This is also a really healthy salad with ingredients that are containing lots of different vitamins, minerals and essential fats. But to make this an even healthier meal, try eating it together with another salad containing dark green leaves – such a spinach, watercress and rocket (arugula) – and tomatoes and red/yellow peppers (bell peppers).
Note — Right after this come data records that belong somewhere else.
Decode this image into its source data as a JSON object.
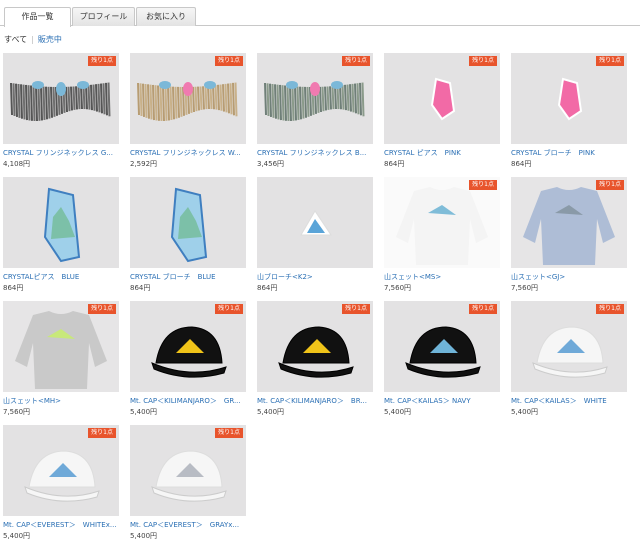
{
  "tabs": [
    {
      "label": "作品一覧",
      "active": true
    },
    {
      "label": "プロフィール",
      "active": false
    },
    {
      "label": "お気に入り",
      "active": false
    }
  ],
  "filter": {
    "all": "すべて",
    "on_sale": "販売中"
  },
  "badge_label": "残り1点",
  "items": [
    {
      "title": "CRYSTAL フリンジネックレス G...",
      "price": "4,108円",
      "badge": true,
      "icon": "fringe-necklace-gray"
    },
    {
      "title": "CRYSTAL フリンジネックレス W...",
      "price": "2,592円",
      "badge": true,
      "icon": "fringe-necklace-white"
    },
    {
      "title": "CRYSTAL フリンジネックレス B...",
      "price": "3,456円",
      "badge": true,
      "icon": "fringe-necklace-blue"
    },
    {
      "title": "CRYSTAL ピアス　PINK",
      "price": "864円",
      "badge": true,
      "icon": "crystal-pierce-pink"
    },
    {
      "title": "CRYSTAL ブローチ　PINK",
      "price": "864円",
      "badge": true,
      "icon": "crystal-brooch-pink"
    },
    {
      "title": "CRYSTALピアス　BLUE",
      "price": "864円",
      "badge": false,
      "icon": "crystal-pierce-blue"
    },
    {
      "title": "CRYSTAL ブローチ　BLUE",
      "price": "864円",
      "badge": false,
      "icon": "crystal-brooch-blue"
    },
    {
      "title": "山ブローチ<K2>",
      "price": "864円",
      "badge": false,
      "icon": "mountain-brooch"
    },
    {
      "title": "山スェット<MS>",
      "price": "7,560円",
      "badge": true,
      "icon": "sweat-white"
    },
    {
      "title": "山スェット<GJ>",
      "price": "7,560円",
      "badge": true,
      "icon": "sweat-blue"
    },
    {
      "title": "山スェット<MH>",
      "price": "7,560円",
      "badge": true,
      "icon": "sweat-gray"
    },
    {
      "title": "Mt. CAP＜KILIMANJARO＞　GR...",
      "price": "5,400円",
      "badge": true,
      "icon": "cap-black-yellow"
    },
    {
      "title": "Mt. CAP＜KILIMANJARO＞　BR...",
      "price": "5,400円",
      "badge": true,
      "icon": "cap-black-yellow-2"
    },
    {
      "title": "Mt. CAP＜KAILAS＞ NAVY",
      "price": "5,400円",
      "badge": true,
      "icon": "cap-navy"
    },
    {
      "title": "Mt. CAP＜KAILAS＞　WHITE",
      "price": "5,400円",
      "badge": true,
      "icon": "cap-white"
    },
    {
      "title": "Mt. CAP＜EVEREST＞　WHITEx...",
      "price": "5,400円",
      "badge": true,
      "icon": "cap-white-blue"
    },
    {
      "title": "Mt. CAP＜EVEREST＞　GRAYx...",
      "price": "5,400円",
      "badge": true,
      "icon": "cap-white-gray"
    }
  ],
  "colors": {
    "link": "#2a6fb4",
    "badge": "#e8542c",
    "thumb_bg": "#e3e2e3"
  }
}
Quinoa and avocado salad for 4 people:
200g, 7oz, 2 cups quinoa
480ml, 18floz, 2 cups water
300g, 10½oz, 2 cups fava beans (broad beans)
2 tablespoons olive oil
Thumb-size ginger, finely chopped
2 garlic cloves, finely chopped
4 spring onions (scallions), sliced
Grated zest of 1 lemon
Juice of 1 lemon
1 tablespoon each of walnuts and pistachio nuts, roughly chopped
Feta cheese (optional)
1. Place the quinoa and water in a pot, cover with a lid and bring to a simmer. Cook the quinoa until all the water has been absorbed – about 15 minutes. Remove from the heat and leave to the side.
2. While the quinoa is cooking, get some water boiling in another pot and add the broad beans. Simmer for 4 minutes. Remove from the heat and rinse the beans under cold water. Once cool enough to handle, remove and discard the tough outer skin of each bean.
3. Place the olive oil in a frying pan over a medium-high heat. Add the chopped ginger and garlic to the pan and stir and fry for a couple of minutes. Add the spring onion (scallion) to the pan and fry for a further minute. Remove the pan from the heat and add the fava beans and grated lemon zest. Add this mixture to the pot with quinoa and mix everything together.
4. Place the lemon juice in a bowl. Peel, de-stone and dice the avocados and add to the bowl with lemon juice and toss. Divide the quinoa and fava bean mix between four plates and top each plate with avocado, chopped nuts and some crumbled feta cheese (if using).